In this context, is it too much to hope, to hope that a little reflective philosophy such as I have essayed here may shed a little light on the matter? That tempers might calm enough to think things through as I have sought to do here? I hope not…
For, unlike Julie Burchill, I have the greatest of sympathy for trans-sexuals, a small minority who remain deeply misunderstood today, and who are probably in very many cases worse oppressed than many (non-trans) women. I hope that our society grows in its acceptance of such complicated sexual identities. I reject transphobia completely and out of hand.

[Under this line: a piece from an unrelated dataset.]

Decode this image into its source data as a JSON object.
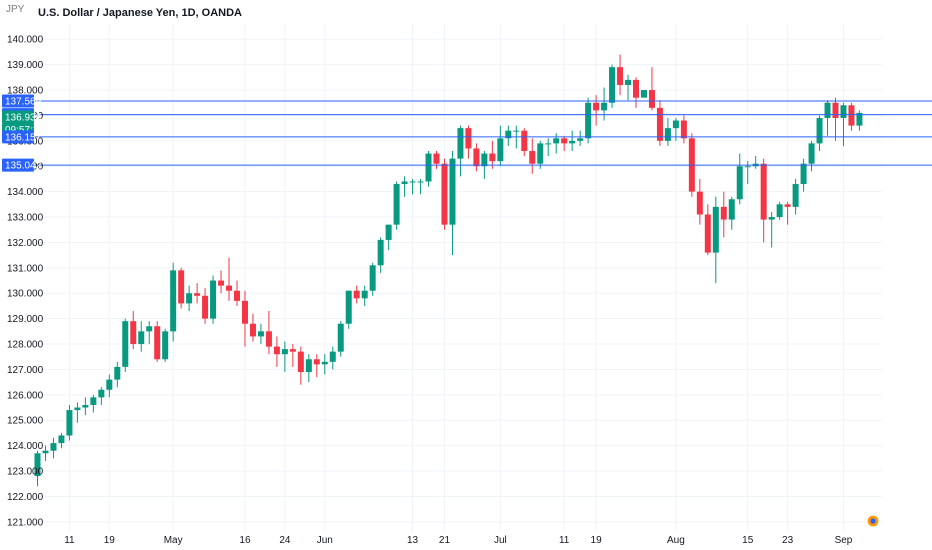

But: I think that Feminists have a right to point out that there can in some cases be a prima facie tension between the desire to become a woman and the full recognition of the still-often-stark oppression of women, much of the time, in much of the world. And, more important (because more pressing): it is just plain wrong for any victim-group to use its victim-status as a tool with which to beat other victims of oppression. Whenever a trans-activist bullies a Feminist (or of course, equally, vice versa), Feminism dies a little – and trans-women need Feminism badly. Because, if they don’t know all there is to know about the oppression of women before they become one, I am reliably informed (by a transsexual acquaintance) that they often get to know a lot more about it afterward…
[Thanks to those who gave me comments on an earlier version of this piece. Please note that, in this piece, I am, obviously, discussing only male-to-female transsexualism. That’s complicated enough, without also addressing the reverse case, let alone hermaphroditism, etc.]